ヒト幹細胞培養液って漢字だらけで何やら難しそうな響きですが、現在、再生医療分野の治療や美容で注目を集めている成分になります。

一般に幹細胞コスメと呼ばれる美容液などに配合されている成分がヒト幹細胞培養液(以下、培養液)になります。

このヒト幹細胞培養液というのは、幹細胞治療に使う幹細胞を培養する時に出てくるエキスのことです。

この培養液には細胞の成長や修復に必要な成長因子などの700種類以上のサイトカインが含まれています。

そのエキスの中の良いとこだけを取り出したものがヒト幹細胞培養順化上清液(以下、上清液)です。

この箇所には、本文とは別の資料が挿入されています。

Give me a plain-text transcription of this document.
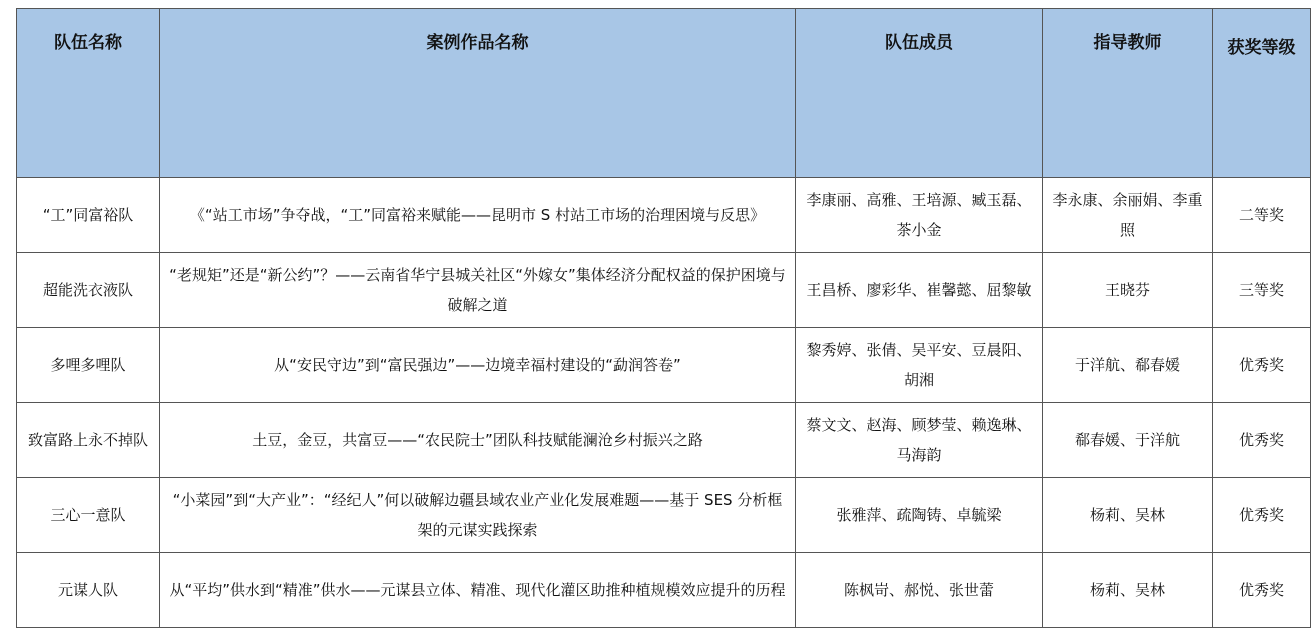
队伍名称	案例作品名称	队伍成员	指导教师	获奖等级
“工”同富裕队	《“站工市场”争夺战，“工”同富裕来赋能——昆明市 S 村站工市场的治理困境与反思》	李康丽、高雅、王培源、臧玉磊、茶小金	李永康、余丽娟、李重照	二等奖
超能洗衣液队	“老规矩”还是“新公约”？——云南省华宁县城关社区“外嫁女”集体经济分配权益的保护困境与破解之道	王昌桥、廖彩华、崔馨懿、屈黎敏	王晓芬	三等奖
多哩多哩队	从“安民守边”到“富民强边”——边境幸福村建设的“勐润答卷”	黎秀婷、张倩、吴平安、豆晨阳、胡湘	于洋航、郗春媛	优秀奖
致富路上永不掉队	土豆，金豆，共富豆——“农民院士”团队科技赋能澜沧乡村振兴之路	蔡文文、赵海、顾梦莹、赖逸琳、马海韵	郗春媛、于洋航	优秀奖
三心一意队	“小菜园”到“大产业”：“经纪人”何以破解边疆县域农业产业化发展难题——基于 SES 分析框架的元谋实践探索	张雅萍、疏陶铸、卓毓梁	杨莉、吴林	优秀奖
元谋人队	从“平均”供水到“精准”供水——元谋县立体、精准、现代化灌区助推种植规模效应提升的历程	陈枫岢、郝悦、张世蕾	杨莉、吴林	优秀奖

この記事では、上清液にどのような効果があり、どのような疾患に有効なのかを解説していきます。

ヒト幹細胞培養順化上清液の効果

一般的に言うと上にも解説したとおり、損傷した細胞や組織を修復する作用があります。

極端に言うと、損傷した箇所まで上清液を届けられれば、大抵の問題が改善できます。

美容

肌に上清液を使用すると、損傷した肌の細胞を修復してくれるので、美容目的でもよく使われます。

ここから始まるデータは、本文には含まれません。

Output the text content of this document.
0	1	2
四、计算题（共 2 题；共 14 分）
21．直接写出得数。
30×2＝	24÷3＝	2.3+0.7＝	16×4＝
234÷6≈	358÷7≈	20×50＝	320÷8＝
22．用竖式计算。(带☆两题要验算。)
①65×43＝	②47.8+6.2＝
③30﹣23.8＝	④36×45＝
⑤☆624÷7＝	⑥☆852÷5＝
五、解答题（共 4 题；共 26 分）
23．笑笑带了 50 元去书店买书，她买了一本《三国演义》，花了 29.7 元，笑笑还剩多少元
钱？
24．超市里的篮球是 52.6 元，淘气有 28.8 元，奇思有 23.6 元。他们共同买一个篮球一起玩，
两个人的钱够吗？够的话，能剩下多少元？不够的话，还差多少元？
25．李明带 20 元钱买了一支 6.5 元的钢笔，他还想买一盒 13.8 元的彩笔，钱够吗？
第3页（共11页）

幹細胞コスメと呼ばれる美容液を僕も試したことがあるんですが、確かに乾燥してカサついていた肌のカサつきが良くなって、ツヤツヤツルツルになりました。

大きな傷跡なども、上清液を皮下注射することで改善されて、目立たなくなるようです。

アトピー性皮膚炎

アトピー性皮膚炎は皮膚のかゆみや痛み、乾燥、角質化などの症状が出る自己免疫疾患の一つです。

難治性のものになるとステロイド薬による対処療法しかこれまでの医療ではできませんでした。

しかし、上清液を点滴したり、肌から吸収できる形に加工して塗布することで、症状が改善する事例が報告されています。

しかも上清液の場合、ステロイドのような副作用がないというメリットもあります。

アレルギー症状

アレルギーは免疫系の過剰活動によって起こります。

上清液には免疫調節作用があるので、免疫が過剰に活動しているときは、適切なレベルまで活動を落としてくれます。

花粉症やハウスダストなどアレルゲンによらず、上清液によって症状を改善することができます。

神経性疾患

例えば、加齢や脳卒中により脳の一部の機能が失われる(身体の麻痺や言語障害、認知症)ような疾患があります。

上清液を点鼻して鼻腔に届けるだけで、上清液は脳まで到達して問題のある部分を修復してくれるので、こういった神経性疾患の治療にも効果を上げています。

僕自身、脳腫瘍と手術の影響で左半身に軽い麻痺(思い通り正確に動かせない)があるのですが、上清液の点鼻を1週間ほど続けるとその症状は改善しました。

加齢による認知症にも改善がした事例がいくつもあるそうです。